Optional Hybrid Plan Bill
New Optional Hybrid Plan (For Certain State Employees) (Effective Jan. 1, 2014)
· Provide an optional combination plan for new hires and existing state employees, including state law enforcement, that includes a defined benefit component with a multiplier of 1.0 and a required employee contribution of 4 percent, coupled with a defined contribution component that includes a required employee contribution of 2 percent and a corresponding matching contribution from the employer of 1 percent. The legislation further allows for optional additional employee contributions of up to 4 percent which could be matched by another 2.5 percent from the employer. Maximum contributions to the defined contribution plan could be as high as 6 percent from the employee and 3.5 percent from the employer, for a total of 9.5 percent.
· Employees who, under present law, already have a choice of an Optional Retirement Plan would not be offered the new hybrid plan. These employees include college faculty, political appointees and employees of the Virginia Port Authority, Outdoors Foundation and the teaching hospitals. Judges, teachers and other local employees would also not be covered by the new hybrid plan.
· The employer’s contribution to the defined benefit component of the hybrid plan would be determined actuarially in accordance with § 51.1-145.
· The plan as drafted establishes a 6 percent mandatory contribution by a hybrid plan member (4 percent to defined benefit component and 2 percent to defined contribution component), making the mandatory contribution no different than the member contribution to the legacy defined benefit plan for state employees.
· If a current employee opts for the hybrid plan, his service in the defined benefit plan would transfer at the previous multiplier (1.7 percent, 1.85 percent, or 2.0 percent) but accrue at 1 percent thereafter.

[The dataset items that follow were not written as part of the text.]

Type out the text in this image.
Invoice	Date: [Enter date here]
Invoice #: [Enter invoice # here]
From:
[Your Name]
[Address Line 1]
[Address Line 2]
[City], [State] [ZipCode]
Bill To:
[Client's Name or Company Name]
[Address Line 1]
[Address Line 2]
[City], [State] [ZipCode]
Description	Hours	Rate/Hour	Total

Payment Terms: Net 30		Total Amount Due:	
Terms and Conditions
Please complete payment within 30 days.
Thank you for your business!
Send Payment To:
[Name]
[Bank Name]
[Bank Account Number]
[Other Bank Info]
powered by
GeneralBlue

· An employee’s election is irrevocable. New employees will have 60 days to make the election; the existing defined benefit plan will be the default for those employees who fail to make an election within 60 days. Current employees (as of Jan. 1, 2014) will have 120 days to choose between the hybrid and the existing defined benefit plan; the default will be to remain in the existing defined benefit plan.
· State employees opting for the new hybrid plan will be covered by the same disability plan available to all state employees (the Virginia Sickness and Disability Plan).
· The new hybrid plan will use the existing § 457(b) and § 401(a) plans for the defined contribution component. IRS annual contribution limits will apply.